Se è vero che la rinuncia da parte del governo a candidare Roma alle Olimpiadi è uno dei temi più chiacchierati del momento, è altrettanto vero che tra i più accreditati a parlare di grandi eventi e...
CICLISMO: MATTIA CATTANEO E REMO MOSOLE
CICLISMO: MATTIA CATTANEO E REMO MOSOLE

Se è vero che la rinuncia da parte del governo a candidare Roma alle Olimpiadi è uno dei temi più chiacchierati del momento, è altrettanto vero che tra i più accreditati a parlare di grandi eventi e di apparati organizzativi efficienti è Remo Mosole, a capo della finanziaria che portò i Mondiali di ciclismo sul Montello nell'85 e infaticabile «motore» delle grandi manifestazioni che si sono svolte negli anni successivi nel palcoscenico delle sue Bandie, il bacino alla periferia di Treviso che l'industriale della ghiaia di Saletto ha trasformato in una specie di oasi dello sport.

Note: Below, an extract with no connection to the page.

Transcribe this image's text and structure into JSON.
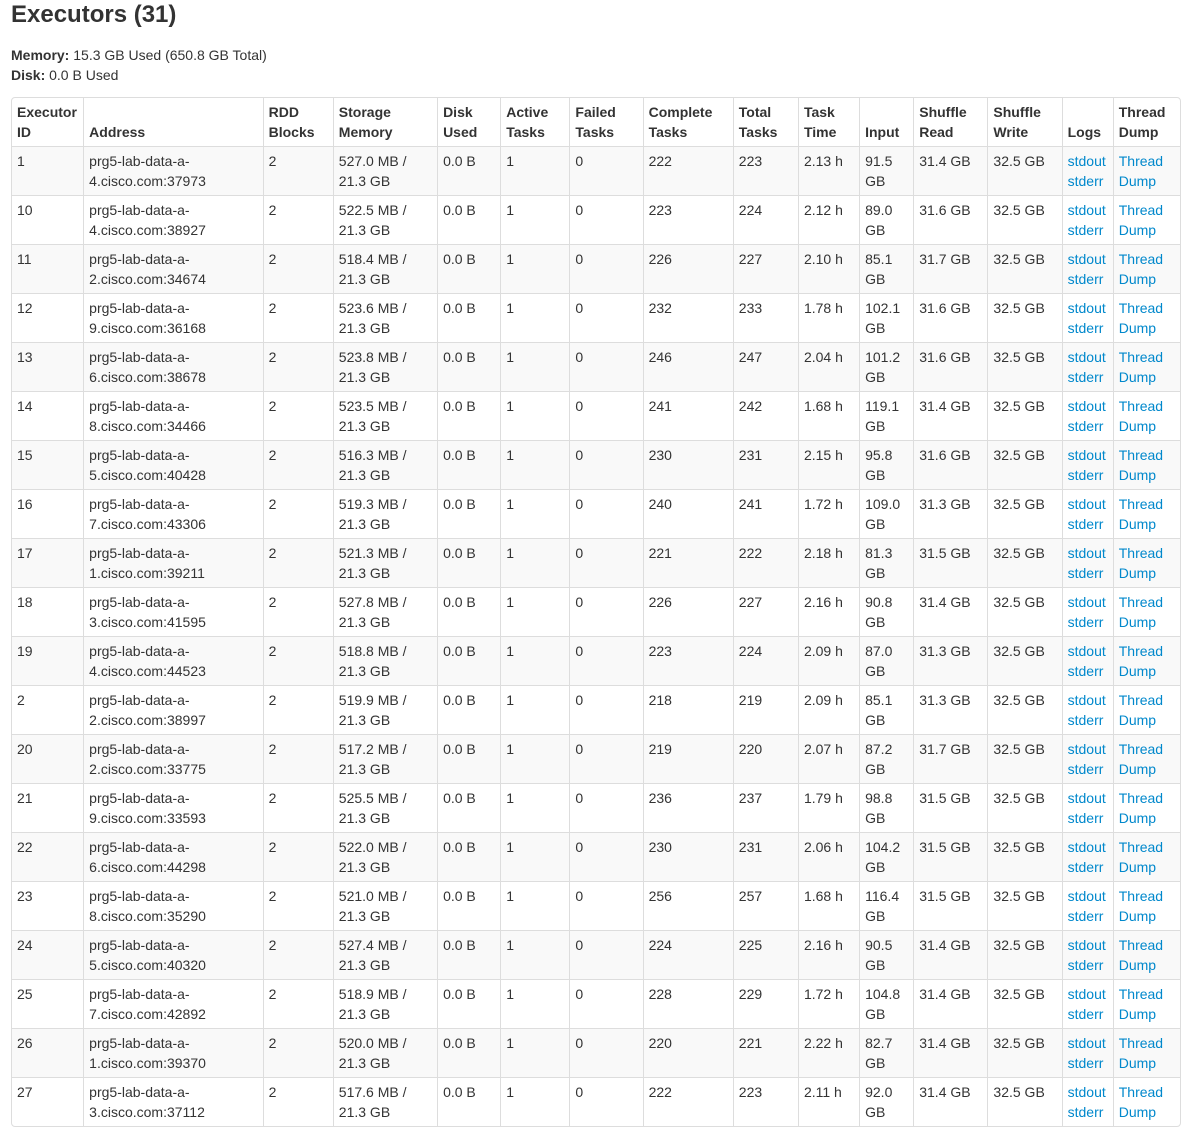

«Ho scritto un telegramma a Monti per complimentarmi della sua coraggiosa decisione. Le Olimpiadi a Roma sarebbero state un'occasione per grande speculazione e spreco. Le avessero assegnate a noi veneti avremmo certamente impostato le cose per il meglio». Così Remo manifesta quello spirito battagliero che è la sua autentica forza, unita a quella laboriosità che gli viene da anni di gavetta. «Ho lavorato tutta la vita, fin da quando avevo 11 anni. Assoggettandomi a lavori poveri, alle umiliazioni degli emigranti trattati all'estero davvero male». E proprio da emigrante Mosole scoprì il ciclismo che è da sempre nel suo cuore. «In Francia vidi passare in testa, in una tappa del Tour che andai a vedere con il tricolore in mano, Fausto Coppi che poi volò per primo al traguardo. Fu un tuffo al cuore». Lo stesso che oggi prova quando vede uno dei suoi ragazzi, uno dei tanti campioni che la sua Unione Ciclisti Trevigiani annovera, in una caccia al podio che si ripropone di settimana in settimana, sfrecciare primo al traguardo. «E' una gioia indicibile! Il ciclismo, nonostante si faccia di tutto per affossarlo, è uno sport meraviglioso, che richiama lungo le strade migliaia di appassionati, famiglie, sportivi e non, senza mai pagare il biglietto. In cambio i campioni di ieri e di oggi restituiscono fatica, impegno, imprese epiche e belle vittorie. La formula è sempre la stessa, ma quando scopre un campione l'Italia è pronta sempre ad entusiasmarsi».

Si entusiasma Remo, a parlare del futuro che per lui vuol dire sempre nuove sfide: tra i suoi progetti c'era anche un velodromo a Treviso. Aveva dato la sua disponibilità ad ospitarlo regalando il terreno a nord della città, dove gli snodi autostradali lo rendevano comodo, ma una serie di veti incrociati, anche incomprensibili, han vanificato i suoi intenti. «Il velodromo a Treviso si poteva fare. Va fatto a nord e non a sud della città, senza attraversarla. Io sono sempre disponibile ma nessuno mi ha dato retta».

Ben conoscendo la sua sportività (e gli ampi mezzi...) molte società calcistiche hanno bussato alla sua porta nella speranza di trovare un mecenate. «Ma il calcio non fa per me, c'è poca chiarezza...». Così sperano che il suo amore per le due ruote non finisca mai, anche se ai tempi del clamoroso annuncio del forfait dei Benetton, Mosole si unì al coro promettendo un abbandono sul quale oggi glissa con un diplomatico «Vedremo...», che per chi lo conosce suona come «Scordatevelo...».